The first book is Honour by Elif Shafak, which I already mentioned in an award post. The book actually deals with quite a lot of topics, but the central theme is an honour murder about which the reader learnes in the first chapter and is held in the grip of its imminence. The novel depicts everything that lead to the murder, for the most part the way of life in Kurdish villlages in Turkey, and all that followed. Since certain characters leave Turkey for London, it also explores the issues of living in a culture different than your own and the danger of being influenced by extremists. This is presented in a way which doesn’t propagate anything, but only opens the door of understanding and gives the reader something to think about. The story is spread through three generations, and it follows multiple points of view, but it never gets confusing. The characters seem very real, and the language is gorgeous. Even though the main event of the novel is an honour murder, and at points it gets very sad, the reader cannot help but notice just how beautifully Elif Shafak writes. And even though the novel is sad, I didn’t find it depressing – in the end, it’s even hopeful. After reading it, I immediately decided that I would read more of Shafak’s novels in the future.

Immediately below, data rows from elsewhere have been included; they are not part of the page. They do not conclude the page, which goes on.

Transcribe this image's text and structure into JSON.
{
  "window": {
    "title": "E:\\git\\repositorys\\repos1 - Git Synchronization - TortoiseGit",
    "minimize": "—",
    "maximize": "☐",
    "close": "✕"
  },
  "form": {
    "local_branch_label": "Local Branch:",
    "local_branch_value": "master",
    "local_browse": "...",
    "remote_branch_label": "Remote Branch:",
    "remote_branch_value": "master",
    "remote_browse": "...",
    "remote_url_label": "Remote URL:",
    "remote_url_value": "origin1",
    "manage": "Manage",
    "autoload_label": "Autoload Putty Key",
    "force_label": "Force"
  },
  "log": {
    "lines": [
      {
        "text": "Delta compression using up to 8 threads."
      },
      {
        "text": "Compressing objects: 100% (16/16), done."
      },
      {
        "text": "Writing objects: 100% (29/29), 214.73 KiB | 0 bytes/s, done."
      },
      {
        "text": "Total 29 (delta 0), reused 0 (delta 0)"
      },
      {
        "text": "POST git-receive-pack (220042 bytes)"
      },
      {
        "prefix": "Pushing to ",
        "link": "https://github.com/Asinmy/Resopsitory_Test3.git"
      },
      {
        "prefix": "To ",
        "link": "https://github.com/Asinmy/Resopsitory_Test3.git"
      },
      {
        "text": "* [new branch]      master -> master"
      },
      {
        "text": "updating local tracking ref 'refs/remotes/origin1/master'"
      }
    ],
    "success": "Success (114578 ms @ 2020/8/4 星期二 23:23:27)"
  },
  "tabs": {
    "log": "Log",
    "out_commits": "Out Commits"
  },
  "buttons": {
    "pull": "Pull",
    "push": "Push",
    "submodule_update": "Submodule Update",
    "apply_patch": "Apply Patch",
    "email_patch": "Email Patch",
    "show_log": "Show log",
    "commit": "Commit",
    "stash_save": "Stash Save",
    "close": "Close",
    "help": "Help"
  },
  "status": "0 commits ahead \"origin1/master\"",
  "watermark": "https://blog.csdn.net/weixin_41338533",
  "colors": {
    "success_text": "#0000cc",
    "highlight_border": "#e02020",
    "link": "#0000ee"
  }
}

The other book I want to talk about is Americanah by Chimamanda Ngozi Adichie. This one is, I think, quite well-known. The novel follows two Nigerian characters, Ifemelu and Obinze, and is at first sight a love story. Except that it is not really a love story. The book deals with immigration, culture, social classes, and most of all with the issue of race. In comparison to Honour, which touches on similar topics, Americanah is much more factual, especially the parts presented through Ifemelu’s point of view since, after moving to USA, she starts a blog about her experiences as a “Non-American Black”, as she puts it.  A lot can be learned about Nigeria from this book, just like Honour gives an insight of rural Turkey. And just as in Honour, the characters in Americanah are very real and believable. Even though both books were a pleasure to read, they also made me think and taught me a lot. And isn’t that the best combination one could wish for?

Even though I liked Honour a little bit more, I’m aware that’s just a case of personal preference, and I would recommend both books with equal vigour. But most of all, I would recommend reading books about the issues or cultures you may not be as familiar with. There are so many books like that out there. I can add another example – The Golem and the Djinni, a book about which I wrote before. (see the post HERE)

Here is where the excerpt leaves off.